Cultural Dynamics of Religion
Religion is a universal phenomenon which has a special interrelationship with culture. On the one hand, its concrete institutional formation is based upon cultural presuppositions; on the other hand, religion contributes greatly as an influential generator of meaning to guaranteeing stability and flexibility in frameworks of social order.
In this research area, Egyptologists, historians, literary scholars and sociologists work together in order to examine the significance of religion in processes of integration and disintegration within a broad historical spectrum, from the advanced civilizations of antiquity to the present day.
The cultural dimension of integration and disintegration cannot be considered separately from the religious. In numerous respects, it is a factor in the formation of social order.

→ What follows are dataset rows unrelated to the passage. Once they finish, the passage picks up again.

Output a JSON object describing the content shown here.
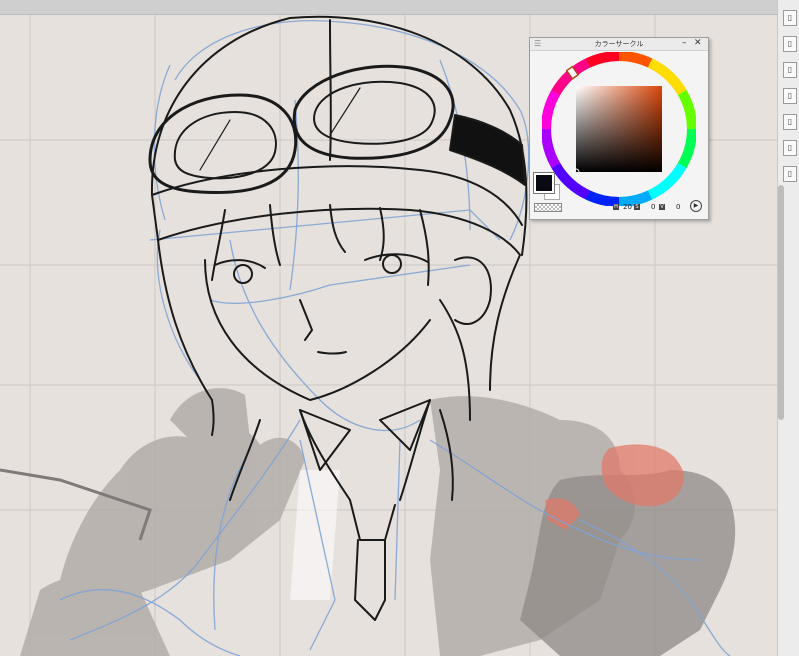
{
  "palette": {
    "title": "カラーサークル",
    "hue_value": "20",
    "saturation_value": "0",
    "brightness_value": "0",
    "hue_label": "H",
    "saturation_label": "S",
    "brightness_label": "V",
    "main_color": "#0a0a14",
    "sub_color": "#ffffff",
    "selected_hue_color": "#d9460a"
  },
  "icons": {
    "grip": "grip-icon",
    "minimize": "minimize-icon",
    "close": "close-icon",
    "swap": "play-circle-icon"
  },
  "colors": {
    "canvas_background": "#e6e1dd",
    "sketch_line": "#1a1a1a",
    "rough_line": "#7fa3d6",
    "shading": "#b3adaa",
    "accent_red": "#e07a6a"
  }
}
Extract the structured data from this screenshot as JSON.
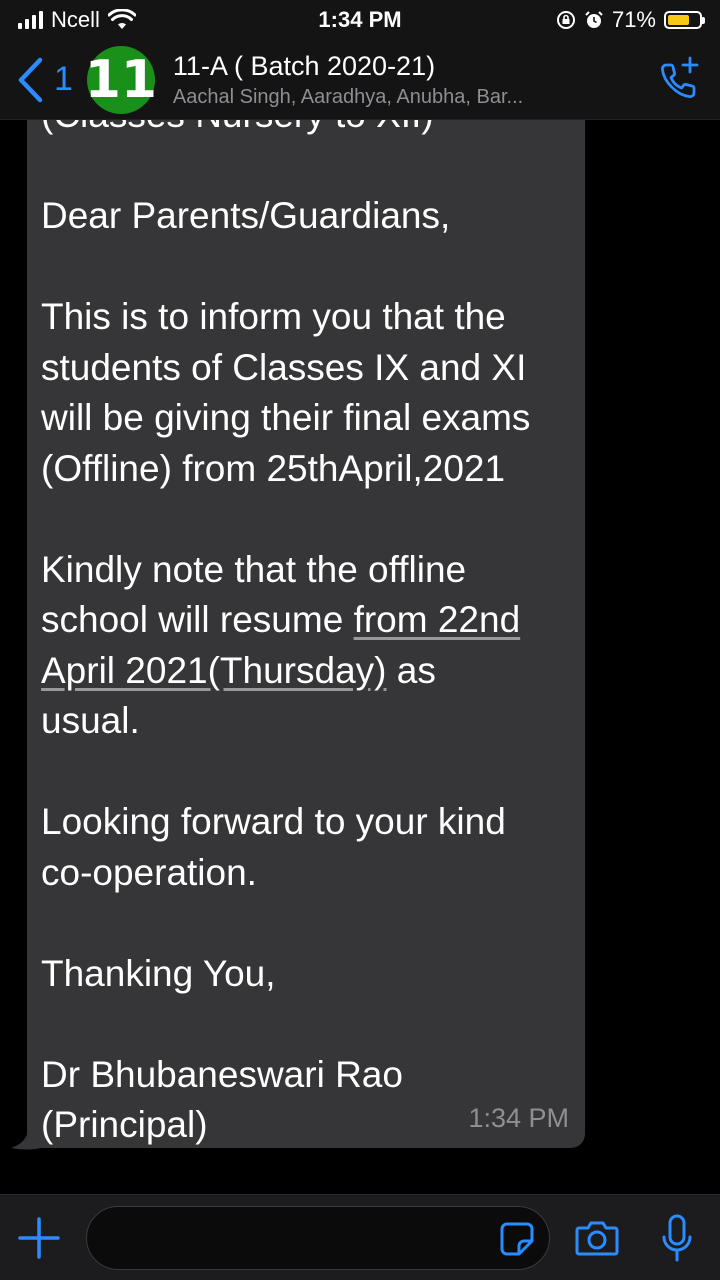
{
  "status_bar": {
    "carrier": "Ncell",
    "time": "1:34 PM",
    "battery": "71%",
    "battery_level": 0.71,
    "icons": [
      "signal-icon",
      "wifi-icon",
      "orientation-lock-icon",
      "alarm-icon",
      "battery-icon"
    ]
  },
  "header": {
    "back_count": "1",
    "avatar_text": "11",
    "avatar_color": "#1a8f1a",
    "title": "11-A ( Batch 2020-21)",
    "subtitle": "Aachal Singh, Aaradhya, Anubha, Bar...",
    "accent_color": "#2a8cff"
  },
  "message": {
    "clipped_top": "(Classes Nursery to XII)",
    "greeting": "Dear Parents/Guardians,",
    "para1": [
      "This is to inform you that the",
      "students of  Classes IX and XI",
      "will be giving their final exams",
      "(Offline) from 25thApril,2021"
    ],
    "para2_line1": "Kindly note that the offline",
    "para2_line2_plain": "school will resume ",
    "para2_line2_link": "from 22nd",
    "para2_line3_link": "April 2021(Thursday)",
    "para2_line3_plain": " as",
    "para2_line4": "usual.",
    "para3": [
      "Looking forward to your kind",
      "co-operation."
    ],
    "closing": "Thanking You,",
    "signature_name": "Dr Bhubaneswari Rao",
    "signature_title": "(Principal)",
    "time": "1:34 PM",
    "bubble_color": "#363638"
  },
  "input_bar": {
    "value": "",
    "icons": [
      "plus-icon",
      "sticker-icon",
      "camera-icon",
      "microphone-icon"
    ]
  }
}
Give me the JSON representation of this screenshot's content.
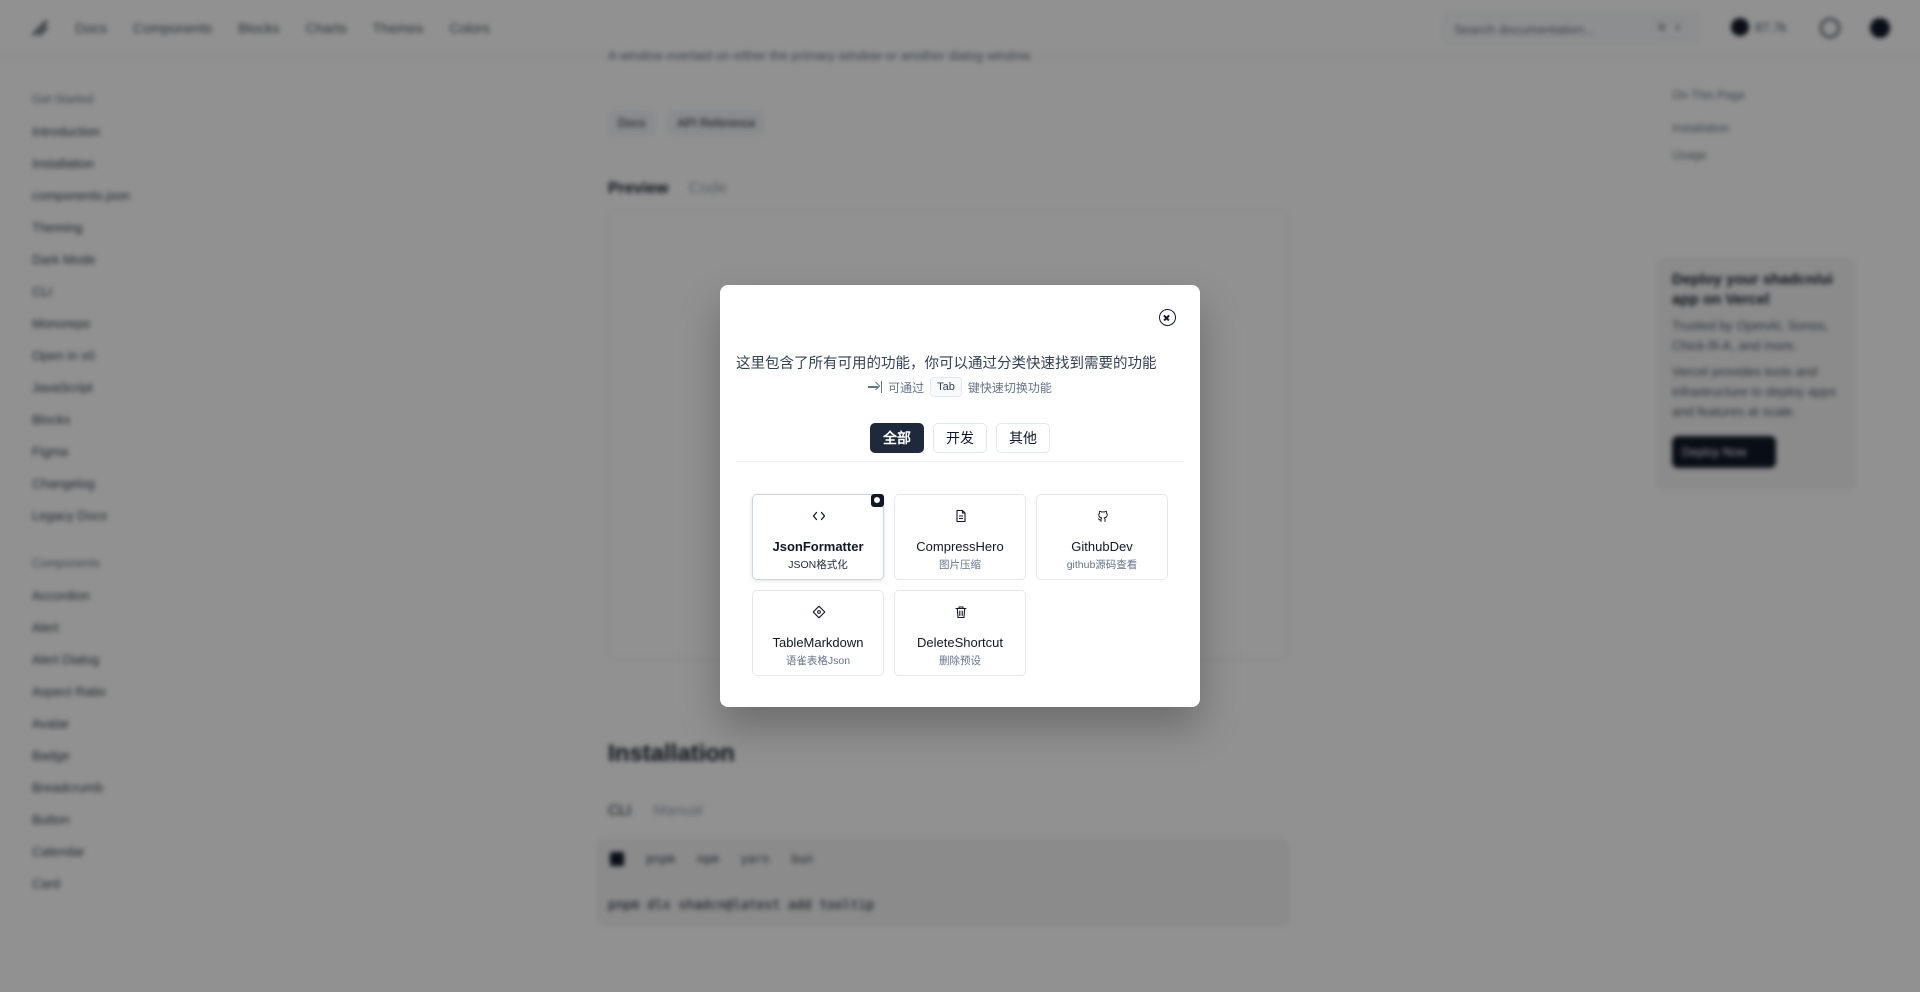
{
  "background": {
    "nav": {
      "links": [
        "Docs",
        "Components",
        "Blocks",
        "Charts",
        "Themes",
        "Colors"
      ],
      "search_placeholder": "Search documentation...",
      "search_kbd_1": "⌘",
      "search_kbd_2": "K",
      "github_stars": "87.7k"
    },
    "sidebar": {
      "section1_title": "Get Started",
      "section1_items": [
        "Introduction",
        "Installation",
        "components.json",
        "Theming",
        "Dark Mode",
        "CLI",
        "Monorepo",
        "Open in v0",
        "JavaScript",
        "Blocks",
        "Figma",
        "Changelog",
        "Legacy Docs"
      ],
      "section2_title": "Components",
      "section2_items": [
        "Accordion",
        "Alert",
        "Alert Dialog",
        "Aspect Ratio",
        "Avatar",
        "Badge",
        "Breadcrumb",
        "Button",
        "Calendar",
        "Card"
      ]
    },
    "main": {
      "description": "A window overlaid on either the primary window or another dialog window.",
      "pills": [
        "Docs",
        "API Reference"
      ],
      "tab_preview": "Preview",
      "tab_code": "Code",
      "install_title": "Installation",
      "install_tab_cli": "CLI",
      "install_tab_manual": "Manual",
      "pkg_managers": [
        "pnpm",
        "npm",
        "yarn",
        "bun"
      ],
      "command": "pnpm dlx shadcn@latest add tooltip"
    },
    "toc": {
      "title": "On This Page",
      "items": [
        "Installation",
        "Usage"
      ]
    },
    "promo": {
      "title": "Deploy your shadcn/ui app on Vercel",
      "text1": "Trusted by OpenAI, Sonos, Chick-fil-A, and more.",
      "text2": "Vercel provides tools and infrastructure to deploy apps and features at scale.",
      "button": "Deploy Now"
    }
  },
  "modal": {
    "description": "这里包含了所有可用的功能，你可以通过分类快速找到需要的功能",
    "hint_prefix": "可通过",
    "hint_key": "Tab",
    "hint_suffix": "键快速切换功能",
    "categories": [
      {
        "label": "全部",
        "active": true
      },
      {
        "label": "开发",
        "active": false
      },
      {
        "label": "其他",
        "active": false
      }
    ],
    "tools": [
      {
        "name": "JsonFormatter",
        "sub": "JSON格式化",
        "icon": "code-icon",
        "selected": true
      },
      {
        "name": "CompressHero",
        "sub": "图片压缩",
        "icon": "file-text-icon",
        "selected": false
      },
      {
        "name": "GithubDev",
        "sub": "github源码查看",
        "icon": "github-icon",
        "selected": false
      },
      {
        "name": "TableMarkdown",
        "sub": "语雀表格Json",
        "icon": "diamond-icon",
        "selected": false
      },
      {
        "name": "DeleteShortcut",
        "sub": "删除预设",
        "icon": "trash-icon",
        "selected": false
      }
    ]
  }
}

Starting with its own institutionalization, religion has made an evolutionary contribution in all historically known social formations to the institutional development of social structures.
It is in this way significantly involved in shaping the institutional and material conditions under which societies produce the cultural resources of integration or disintegration. In this process of systemic reinforcement, religion is itself dependent upon cultural resources.
In addition, inasmuch as it is institutionalized and (often) organized as a self-observing interpretation of the world, religion in most societies has a decisive influence on what culture is made up of in the first place.
For this reason, Durkheim generally equated religion with human sociability. At the same time, it is not just because of events of very recent past that religion is identifiable as a source of violence—a source of the fundamentalist reduction of patterns of meaning and as a driving factor in both social and state conflicts.